= Intercity STC =

Intercity STC Coaches Limited, formerly known as STC (State Transport Corporation) and Vanef STC, is a Ghanaian joint state and privately owned transport company which operates, transport services, courier services, driver training as well as vehicle valuation, Vehicle testing, and maintenance.

==History==
The idea of setting up a national bus carrier goes as far as 1909. The Government Transport Department was a governmental entity set up and tasked to look transportation solutions for the then Central Government which was the British colonial administration. On March 9, 1965, a legislative instrument was enacted and this body was mandated to manage commercial transportation services in Ghana.
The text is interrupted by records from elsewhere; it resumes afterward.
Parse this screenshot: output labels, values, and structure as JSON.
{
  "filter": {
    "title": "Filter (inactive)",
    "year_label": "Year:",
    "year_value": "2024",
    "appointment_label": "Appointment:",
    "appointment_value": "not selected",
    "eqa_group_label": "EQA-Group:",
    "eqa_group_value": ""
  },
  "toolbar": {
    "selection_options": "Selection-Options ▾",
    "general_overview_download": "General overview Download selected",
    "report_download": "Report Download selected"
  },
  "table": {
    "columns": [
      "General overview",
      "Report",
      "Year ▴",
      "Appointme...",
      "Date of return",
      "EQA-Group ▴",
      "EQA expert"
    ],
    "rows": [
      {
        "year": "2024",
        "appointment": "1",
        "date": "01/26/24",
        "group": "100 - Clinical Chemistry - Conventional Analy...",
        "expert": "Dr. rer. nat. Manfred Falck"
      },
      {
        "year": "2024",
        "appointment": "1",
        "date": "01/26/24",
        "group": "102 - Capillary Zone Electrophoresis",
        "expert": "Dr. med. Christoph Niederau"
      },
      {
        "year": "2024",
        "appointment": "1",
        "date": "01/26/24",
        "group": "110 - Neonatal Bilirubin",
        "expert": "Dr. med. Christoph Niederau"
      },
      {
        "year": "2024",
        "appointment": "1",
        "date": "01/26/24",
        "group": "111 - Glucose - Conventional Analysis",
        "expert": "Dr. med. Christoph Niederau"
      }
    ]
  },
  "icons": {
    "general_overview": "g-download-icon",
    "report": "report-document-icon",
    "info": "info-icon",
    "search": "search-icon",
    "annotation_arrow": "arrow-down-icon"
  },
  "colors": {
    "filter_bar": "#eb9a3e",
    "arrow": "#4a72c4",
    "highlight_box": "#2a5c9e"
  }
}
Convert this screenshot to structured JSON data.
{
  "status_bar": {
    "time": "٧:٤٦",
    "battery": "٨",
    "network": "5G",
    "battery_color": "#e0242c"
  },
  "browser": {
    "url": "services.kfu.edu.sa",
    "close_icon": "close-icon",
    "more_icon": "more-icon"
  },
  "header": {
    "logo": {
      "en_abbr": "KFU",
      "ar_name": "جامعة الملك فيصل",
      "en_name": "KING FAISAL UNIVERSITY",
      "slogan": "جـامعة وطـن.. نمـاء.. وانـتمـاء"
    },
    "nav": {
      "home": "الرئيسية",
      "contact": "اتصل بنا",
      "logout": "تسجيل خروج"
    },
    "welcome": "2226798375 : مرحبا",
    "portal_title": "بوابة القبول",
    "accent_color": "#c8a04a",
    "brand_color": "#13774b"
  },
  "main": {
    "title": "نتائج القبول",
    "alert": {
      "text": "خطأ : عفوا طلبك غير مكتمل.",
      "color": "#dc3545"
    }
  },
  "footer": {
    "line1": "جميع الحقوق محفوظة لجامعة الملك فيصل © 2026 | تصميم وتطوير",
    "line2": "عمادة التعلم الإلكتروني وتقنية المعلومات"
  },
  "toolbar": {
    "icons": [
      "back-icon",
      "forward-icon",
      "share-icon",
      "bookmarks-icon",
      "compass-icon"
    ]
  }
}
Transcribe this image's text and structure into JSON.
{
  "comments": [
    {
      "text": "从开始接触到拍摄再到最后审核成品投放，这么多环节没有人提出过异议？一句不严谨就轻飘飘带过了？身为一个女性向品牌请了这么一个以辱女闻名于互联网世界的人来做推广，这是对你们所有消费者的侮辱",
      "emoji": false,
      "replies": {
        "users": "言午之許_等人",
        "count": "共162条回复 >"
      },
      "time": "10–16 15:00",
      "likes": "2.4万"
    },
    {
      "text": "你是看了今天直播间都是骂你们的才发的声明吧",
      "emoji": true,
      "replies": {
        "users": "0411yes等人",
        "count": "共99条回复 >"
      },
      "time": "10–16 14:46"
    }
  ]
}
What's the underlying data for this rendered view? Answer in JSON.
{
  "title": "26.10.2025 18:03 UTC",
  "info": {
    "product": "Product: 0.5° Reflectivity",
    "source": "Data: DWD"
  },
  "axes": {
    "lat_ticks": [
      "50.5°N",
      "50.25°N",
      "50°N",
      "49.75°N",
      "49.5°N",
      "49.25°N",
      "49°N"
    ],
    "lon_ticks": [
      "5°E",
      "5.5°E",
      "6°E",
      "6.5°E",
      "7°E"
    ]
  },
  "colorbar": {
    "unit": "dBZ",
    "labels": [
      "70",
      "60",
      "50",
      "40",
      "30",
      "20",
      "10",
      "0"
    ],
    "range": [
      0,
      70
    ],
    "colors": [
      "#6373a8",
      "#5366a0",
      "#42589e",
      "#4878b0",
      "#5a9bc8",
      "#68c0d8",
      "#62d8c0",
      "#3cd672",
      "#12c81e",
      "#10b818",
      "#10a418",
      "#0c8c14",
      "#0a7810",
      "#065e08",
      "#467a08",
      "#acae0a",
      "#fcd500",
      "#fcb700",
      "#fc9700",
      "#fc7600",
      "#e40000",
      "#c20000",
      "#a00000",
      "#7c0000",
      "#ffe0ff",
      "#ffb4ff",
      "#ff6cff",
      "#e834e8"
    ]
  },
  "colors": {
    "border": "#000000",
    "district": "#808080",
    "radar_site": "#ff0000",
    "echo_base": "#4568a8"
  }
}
A haulage division was set up somewhere in 1968 and handed over to the STC to manage in addition to the passenger segment which they were already handling. In the year 1995 Intercity STC then State Transport became fully incorporated in Ghana to manage the state's transportation. In the year 2000 Intercity STC was taken by a private company Vanef after it had acquired majority shares in the Intercity STC .

==Ownership==
Presently Intercity STC is owned by Social Security and National Insurance Trust (SSNIT) which has majority shares after taking over from VANEF and the Government of Ghana who is the minority shareholder.

==Routes==
Intercity STC plies mostly regional capitals in Ghana including, Kumasi, Sunyani, Takoradi, Cape Coast, Bolgatanga and some few major towns or district capitals like Paga, Dormaa Ahenkro and Tarkwa. It also operates International services to some major cities in neighboring countries like Ouagadougou in Burkina Faso, Abidjan in Ivory Coast and Lomé in Togo. Plans were also in place to extend services to Niamey in Niger.